We find that experiments are more likely to be feasible and to live past the pilot phase if their sustainability is considered early on. We encourage our collaborators to imagine and define what a successful experiment might look like, what evidence they might need to confirm that it achieved its objectives, and how it might scale beyond the pilot phase to other classrooms, units, departments and/or schools, either directly or through providing a compelling example for adoption.

This process involves considering success indicators and setting related targets, as well as being honest about any assumptions that are being made about key stakeholders, timelines, or any other elements of the pilot. A few years ago, we supported a pilot of a coaching app that relied on consistent participation and engagement with the technology; when both were low, it became clear that the experience would not scale.
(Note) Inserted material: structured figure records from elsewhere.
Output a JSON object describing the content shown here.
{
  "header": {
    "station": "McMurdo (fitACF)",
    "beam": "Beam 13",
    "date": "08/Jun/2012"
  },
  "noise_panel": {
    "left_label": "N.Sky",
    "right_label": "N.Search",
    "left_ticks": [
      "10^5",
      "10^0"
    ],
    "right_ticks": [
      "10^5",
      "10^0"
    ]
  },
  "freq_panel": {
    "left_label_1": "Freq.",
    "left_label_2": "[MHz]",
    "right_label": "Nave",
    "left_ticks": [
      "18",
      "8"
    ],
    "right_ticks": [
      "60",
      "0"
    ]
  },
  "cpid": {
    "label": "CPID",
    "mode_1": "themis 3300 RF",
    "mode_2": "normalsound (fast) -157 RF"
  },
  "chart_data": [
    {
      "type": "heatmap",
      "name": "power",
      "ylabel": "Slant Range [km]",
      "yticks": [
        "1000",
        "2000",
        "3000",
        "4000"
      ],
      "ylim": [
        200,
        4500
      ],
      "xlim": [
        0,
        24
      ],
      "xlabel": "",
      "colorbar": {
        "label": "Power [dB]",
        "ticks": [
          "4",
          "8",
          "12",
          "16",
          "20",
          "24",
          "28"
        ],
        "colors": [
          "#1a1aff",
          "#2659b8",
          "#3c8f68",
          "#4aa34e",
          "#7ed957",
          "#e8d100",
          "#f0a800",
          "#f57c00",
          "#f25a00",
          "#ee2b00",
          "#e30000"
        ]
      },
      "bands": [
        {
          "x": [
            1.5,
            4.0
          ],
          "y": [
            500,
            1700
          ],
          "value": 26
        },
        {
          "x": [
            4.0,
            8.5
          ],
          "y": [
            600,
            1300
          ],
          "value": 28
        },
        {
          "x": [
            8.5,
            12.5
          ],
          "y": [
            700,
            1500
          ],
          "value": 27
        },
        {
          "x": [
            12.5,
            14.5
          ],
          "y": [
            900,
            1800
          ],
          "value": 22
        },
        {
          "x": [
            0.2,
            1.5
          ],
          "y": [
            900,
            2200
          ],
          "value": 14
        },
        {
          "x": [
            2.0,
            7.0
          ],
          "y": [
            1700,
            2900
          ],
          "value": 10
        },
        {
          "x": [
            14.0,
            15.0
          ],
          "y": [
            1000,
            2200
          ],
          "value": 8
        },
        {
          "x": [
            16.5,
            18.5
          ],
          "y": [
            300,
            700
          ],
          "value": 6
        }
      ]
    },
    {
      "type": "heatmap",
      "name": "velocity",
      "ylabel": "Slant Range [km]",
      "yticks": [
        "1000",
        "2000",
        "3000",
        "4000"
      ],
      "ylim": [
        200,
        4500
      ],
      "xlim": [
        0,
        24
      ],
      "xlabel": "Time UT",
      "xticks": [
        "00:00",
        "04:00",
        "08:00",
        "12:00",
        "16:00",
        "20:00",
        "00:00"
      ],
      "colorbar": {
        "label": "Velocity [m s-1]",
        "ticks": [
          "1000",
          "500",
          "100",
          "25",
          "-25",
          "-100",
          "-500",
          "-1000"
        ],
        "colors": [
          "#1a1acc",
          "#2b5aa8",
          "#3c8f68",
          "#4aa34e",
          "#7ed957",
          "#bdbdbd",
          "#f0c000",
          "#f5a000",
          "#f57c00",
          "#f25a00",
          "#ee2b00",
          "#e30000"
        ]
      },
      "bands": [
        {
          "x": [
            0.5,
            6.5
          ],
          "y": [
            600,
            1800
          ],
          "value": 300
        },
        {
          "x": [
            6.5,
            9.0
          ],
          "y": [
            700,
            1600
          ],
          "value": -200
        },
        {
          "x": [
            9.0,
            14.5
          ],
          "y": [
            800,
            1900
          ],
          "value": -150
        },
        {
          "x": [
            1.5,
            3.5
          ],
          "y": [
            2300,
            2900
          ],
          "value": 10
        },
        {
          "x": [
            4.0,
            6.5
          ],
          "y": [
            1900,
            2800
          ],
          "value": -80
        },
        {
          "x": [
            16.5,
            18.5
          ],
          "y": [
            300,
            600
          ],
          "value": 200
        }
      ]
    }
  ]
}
We deliberately start with a small experiment or a proof of concept, and it is essential that we understand its potential for scale.

We also find that sustainability planning is directly linked to leadership support from the participating academic unit. Does the appropriate Program Director, Dean, or Associate Provost endorse the idea and see its realistic implementation past a successful pilot? What evidence of success might they need in order to allocate resources toward its continuation?

Implementation, Evaluation, Debrief

The process described above is highly collaborative. The Shipley Center provides consultations before considering any funding and other implementation support. The proposals are co-developed in several iterations until they clearly convey the scope, significance, strategic value, support, and sustainability of the experiment — i.e., they meet our selection criteria. This approach allows us to address all the known elements while embarking on a journey of potential chaos that may or may not lead us to the specific goals envisioned initially, despite our best efforts.

We typically have hands-on involvement in the experiments we support throughout their implementation and we value collaboration, human-centered design, and adaptability. We check in with our collaborators regularly, discuss progress toward project objectives, and assess potential opportunities to pivot from our original plans. At the end of a pilot — or at prior major milestones — we debrief the experience to reiterate goals and to understand the extent to which they were achieved, to discuss success, challenges, and lessons learned, and to consider the next steps. Whether the experiments we support continue past the pilot stage or not, we see immense value in the journey and the exploration of how our institution’s value proposition can improve. If we manage to foster thoughtfully innovative investigation, implementation, and risk-taking in the pursuit of perpetually growing value for our students, each pilot is worthwhile.